Ob es den Panzer im Military Megastore zu kaufen gibt, ist nicht bekannt. Dafür gibt es dort allerhand Graugrünes. Wer in der Armee war, hat vor jedem Regal Déjà-Vus; Pazifisten lachen über das unpraktische Militärmaterial; Handwerker finden robustes Werkzeug und Bekleidung zu günstigen Preisen. Und wo, wenn nicht in der finnischen Armee, gibt es die garantiert wärmste Dächlikappe der Welt?

3. ...Dorfpolitik aus der ersten Reihe beobachten

An den öffentlichen Einwohnerrats-Sitzungen kann man den Parlamentariern dabei zuschauen, wie sie die Geschicke Prattelns lenken, sich ärgern oder auch einfach nur einschlafen.

4. ....im Ikea-Restaurant Fleischbällchen essen

© Wolfgang Kleinschmidt

Alleine für die sogenannten Köttbullar lohnt sich ein Besuch im schwedischen Möbelhaus, das seit 2000 in Pratteln vertreten ist. Die beliebten Kügeli bestehen übrigens nicht, wie immer wieder gemunkelt wird, aus Elch-, sondern aus Schweine- und Rindfleisch.

5. ...und danach einen Hot-Dog verputzen

© Nicole Nars-Zimmer niz

Der Fast-Food-Klassiker ist nun wirklich auch superbillig. Während andere ihre Preise der Teuerung anpassen, kostet der Hot Dog im Ikea seit jeher nur einen Franken. Nicht umsonst ist die Schlange neben dem Schweden-Shop oftmals ellenlang.

6. ...einmal ordentlich Dampf ablassen

Dampf-, Elektro- und Diesellokomotiven im Miniaturformat gibt es beim Ysebähnli am Rhy.
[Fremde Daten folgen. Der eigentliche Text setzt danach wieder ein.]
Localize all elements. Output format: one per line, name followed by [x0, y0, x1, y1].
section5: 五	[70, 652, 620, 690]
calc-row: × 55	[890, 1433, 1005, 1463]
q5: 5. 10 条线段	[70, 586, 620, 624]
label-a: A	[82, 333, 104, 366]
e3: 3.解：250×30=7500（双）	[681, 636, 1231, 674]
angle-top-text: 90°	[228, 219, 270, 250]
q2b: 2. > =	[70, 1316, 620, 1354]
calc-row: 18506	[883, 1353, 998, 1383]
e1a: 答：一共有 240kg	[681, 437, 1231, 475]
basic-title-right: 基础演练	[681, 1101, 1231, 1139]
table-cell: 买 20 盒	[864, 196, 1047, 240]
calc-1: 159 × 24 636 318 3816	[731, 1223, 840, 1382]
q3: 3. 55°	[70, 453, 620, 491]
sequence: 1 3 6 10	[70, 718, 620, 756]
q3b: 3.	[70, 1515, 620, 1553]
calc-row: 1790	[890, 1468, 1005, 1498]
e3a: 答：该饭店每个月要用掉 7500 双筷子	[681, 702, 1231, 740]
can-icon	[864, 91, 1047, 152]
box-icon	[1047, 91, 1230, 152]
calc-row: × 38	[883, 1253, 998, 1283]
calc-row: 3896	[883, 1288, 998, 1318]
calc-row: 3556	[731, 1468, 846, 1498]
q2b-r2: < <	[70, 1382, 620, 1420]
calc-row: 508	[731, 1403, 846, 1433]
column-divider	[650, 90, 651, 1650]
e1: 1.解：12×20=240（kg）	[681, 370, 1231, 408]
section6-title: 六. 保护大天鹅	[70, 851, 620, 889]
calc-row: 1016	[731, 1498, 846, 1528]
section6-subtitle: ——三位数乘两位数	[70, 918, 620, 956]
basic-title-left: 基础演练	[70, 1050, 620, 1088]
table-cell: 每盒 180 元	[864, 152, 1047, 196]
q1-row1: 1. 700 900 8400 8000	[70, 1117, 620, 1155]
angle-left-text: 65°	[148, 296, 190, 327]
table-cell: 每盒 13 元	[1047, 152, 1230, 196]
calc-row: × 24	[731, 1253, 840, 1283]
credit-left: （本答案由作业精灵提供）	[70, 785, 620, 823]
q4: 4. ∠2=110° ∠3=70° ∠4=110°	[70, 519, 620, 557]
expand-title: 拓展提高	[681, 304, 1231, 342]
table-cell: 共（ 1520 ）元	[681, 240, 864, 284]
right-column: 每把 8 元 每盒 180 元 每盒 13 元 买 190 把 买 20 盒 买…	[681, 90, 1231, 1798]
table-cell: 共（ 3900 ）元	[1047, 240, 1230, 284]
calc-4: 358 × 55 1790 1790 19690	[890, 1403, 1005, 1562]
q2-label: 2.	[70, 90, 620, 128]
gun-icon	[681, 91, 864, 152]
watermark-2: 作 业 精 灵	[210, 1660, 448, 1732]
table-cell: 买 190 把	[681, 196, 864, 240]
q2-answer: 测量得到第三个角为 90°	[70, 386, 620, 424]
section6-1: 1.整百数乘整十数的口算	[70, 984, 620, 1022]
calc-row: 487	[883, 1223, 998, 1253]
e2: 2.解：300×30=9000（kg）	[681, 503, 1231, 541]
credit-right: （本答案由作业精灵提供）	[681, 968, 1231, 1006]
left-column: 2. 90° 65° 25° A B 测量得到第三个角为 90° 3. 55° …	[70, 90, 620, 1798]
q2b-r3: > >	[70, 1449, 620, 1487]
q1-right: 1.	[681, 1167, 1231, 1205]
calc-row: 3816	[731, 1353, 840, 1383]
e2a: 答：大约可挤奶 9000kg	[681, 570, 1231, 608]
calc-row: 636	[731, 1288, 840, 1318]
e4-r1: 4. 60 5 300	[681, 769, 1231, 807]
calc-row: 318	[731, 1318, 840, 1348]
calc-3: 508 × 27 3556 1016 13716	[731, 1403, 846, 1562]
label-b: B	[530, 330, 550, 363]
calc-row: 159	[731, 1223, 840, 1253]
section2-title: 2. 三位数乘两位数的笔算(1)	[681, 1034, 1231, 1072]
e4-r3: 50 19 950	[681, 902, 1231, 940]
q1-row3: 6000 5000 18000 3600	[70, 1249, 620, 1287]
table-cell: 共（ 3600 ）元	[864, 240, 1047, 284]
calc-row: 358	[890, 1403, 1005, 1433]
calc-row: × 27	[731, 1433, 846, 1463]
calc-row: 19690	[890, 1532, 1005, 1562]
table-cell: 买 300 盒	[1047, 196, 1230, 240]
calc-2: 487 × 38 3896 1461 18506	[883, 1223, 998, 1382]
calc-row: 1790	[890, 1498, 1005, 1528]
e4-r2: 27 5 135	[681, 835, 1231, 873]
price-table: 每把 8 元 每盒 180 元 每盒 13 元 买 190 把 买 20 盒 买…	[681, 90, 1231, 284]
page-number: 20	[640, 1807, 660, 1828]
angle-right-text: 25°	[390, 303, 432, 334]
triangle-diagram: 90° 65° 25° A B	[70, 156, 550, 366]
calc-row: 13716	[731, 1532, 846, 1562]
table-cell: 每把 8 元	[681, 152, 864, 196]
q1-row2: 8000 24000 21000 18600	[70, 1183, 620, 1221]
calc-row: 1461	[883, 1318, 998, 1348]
Gross und Klein können auf der Gartenbahn Runden durch die liebevoll gestaltete Anlage mit Teich und Burg drehen.

7. ....mit den Freunden eine ruhige Kugel schieben

© Nicole Nars-Zimmer niz

Das geht auf den zwölf Bowlingbahnen im Freizeitcenter Sprisse. Am Freitag- und am Samstagabend steht dort sogar jeweils Discobowling auf dem Programm mit Schwarzlicht und passender Beleuchtung. Und wer mit den grossen Kugeln nicht klar kommt, kanns mit kleineren versuchen: beim Billard.

8. ...sich auf die Spuren der Herren von Eptingen begeben

© Nicole Nars-Zimmer niz

Genau wie die Burg Madlen wurde das Weiherschloss Pratteln um das Jahr 1275 vom Adelsgeschlecht der Herren von Eptingen erstellt. Beim Basler Erdbeben im Jahr 1356 wurden Schloss und Burg zerstört. Das Weiherschloss ist jedoch wieder aufgebaut worden und zeugt so mitten im Dorfkern noch immer von der Geschichte des Dorfs, die man bei einer Schlossführung nachfühlen kann.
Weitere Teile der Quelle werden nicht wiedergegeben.